Satya pun memandang saat ini Indonesia sebagai negara berkembang belum mencapai puncak emisi, berdasarkan perhitungan DEN dengan prediksi pertumbuhan ekonomi 6 persen Indonesia baru keluar dari golongan negara dengan pendapatan sedang ke tinggi pada 2043, saat itu baru emisi Indonesia berada di titik puncak.
Sektor yang menjadi penyumbang besar pun bukan energi tetapi manufaktur dan jasa.
"Maka kita harus gunakan beberapa cara agar sektor ini juga berkontribusi pada pengurangan emisi karbon," imbuhnya.
EVP Perencanaan Sistem Ketenagalistrikan PLN, Edwin Nugraha Putra mengatakan, PLN telah memiliki sejumlah insiatif untuk mengejar target porsi EBT sebesar 23 persen dalam bauran energi pada 2025 tanpa membebani APBN di tengah kelebihan pasokan listrik, yaitu mempercepat pengoperasian pembangkit berbasis EBT yang masuk dalam program kelistrikan 35 ribu Mega Watt (MW).
"Seperti PLTP ada 1,4 GW kemudian hidro ada 4,9 GW itu kami percepat prosesnya.
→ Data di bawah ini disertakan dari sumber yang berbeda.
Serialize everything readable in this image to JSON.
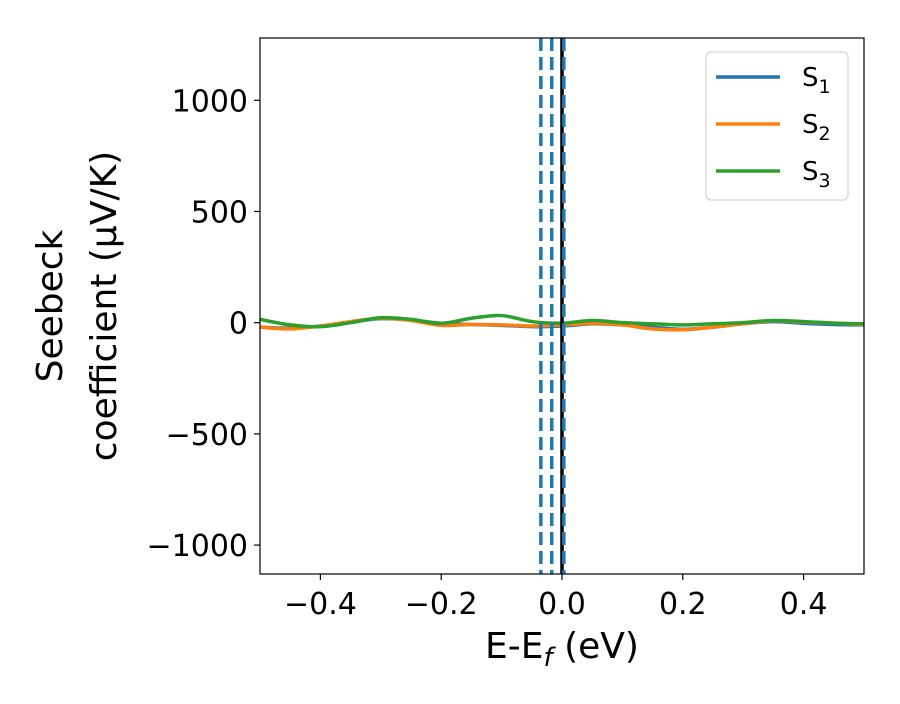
{
  "chart_data": {
    "type": "line",
    "title": "",
    "xlabel": {
      "base": "E-E",
      "sub": "f",
      "suffix": " (eV)"
    },
    "ylabel": {
      "line1": "Seebeck",
      "line2": "coefficient  (μV/K)"
    },
    "xlim": [
      -0.5,
      0.5
    ],
    "ylim": [
      -1130,
      1280
    ],
    "xticks": [
      -0.4,
      -0.2,
      0.0,
      0.2,
      0.4
    ],
    "xtick_labels": [
      "−0.4",
      "−0.2",
      "0.0",
      "0.2",
      "0.4"
    ],
    "yticks": [
      -1000,
      -500,
      0,
      500,
      1000
    ],
    "ytick_labels": [
      "−1000",
      "−500",
      "0",
      "500",
      "1000"
    ],
    "grid": false,
    "legend": {
      "position": "top-right",
      "entries": [
        {
          "base": "S",
          "sub": "1",
          "color": "#1f77b4"
        },
        {
          "base": "S",
          "sub": "2",
          "color": "#ff7f0e"
        },
        {
          "base": "S",
          "sub": "3",
          "color": "#2ca02c"
        }
      ]
    },
    "x": [
      -0.5,
      -0.45,
      -0.4,
      -0.35,
      -0.3,
      -0.25,
      -0.2,
      -0.15,
      -0.1,
      -0.05,
      0.0,
      0.05,
      0.1,
      0.15,
      0.2,
      0.25,
      0.3,
      0.35,
      0.4,
      0.45,
      0.5
    ],
    "series": [
      {
        "color": "#1f77b4",
        "values": [
          -20,
          -25,
          -15,
          2,
          18,
          12,
          -3,
          -8,
          -12,
          -18,
          -15,
          -5,
          -10,
          -20,
          -30,
          -20,
          -5,
          5,
          -3,
          -8,
          -10
        ]
      },
      {
        "color": "#ff7f0e",
        "values": [
          -20,
          -28,
          -15,
          5,
          20,
          10,
          -12,
          -8,
          -10,
          -15,
          -10,
          -3,
          -10,
          -28,
          -32,
          -20,
          -5,
          8,
          3,
          -2,
          -8
        ]
      },
      {
        "color": "#2ca02c",
        "values": [
          15,
          -10,
          -18,
          0,
          22,
          15,
          -3,
          20,
          32,
          5,
          -2,
          10,
          0,
          -5,
          -10,
          -5,
          0,
          10,
          5,
          -2,
          -5
        ]
      }
    ],
    "vlines": [
      {
        "x": -0.035,
        "color": "#1f77b4",
        "style": "dashed"
      },
      {
        "x": -0.017,
        "color": "#1f77b4",
        "style": "dashed"
      },
      {
        "x": 0.0,
        "color": "#000000",
        "style": "solid"
      },
      {
        "x": 0.003,
        "color": "#1f77b4",
        "style": "dashed"
      }
    ]
  }
}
Sehingga kita harapkan di 2025 itu bisa beroperasi," kata Edwin.
Inisiatif berikutnya adalah menerapkan penggantian batu bara sebagai bahan bakar pada PLTU dengan biomassa (co-firing), sehingga biomassa menempati 3 sampai 6 persen dalam porsi EBT pada 2025.
"Kita berharap sampai 2025 nanti sekitar 10-20 persen batu bara digantikan biomassa sehingga kita berharap 3-6 persen bauran EBT pada 2025 berasal dari biomassa," imbuhnya.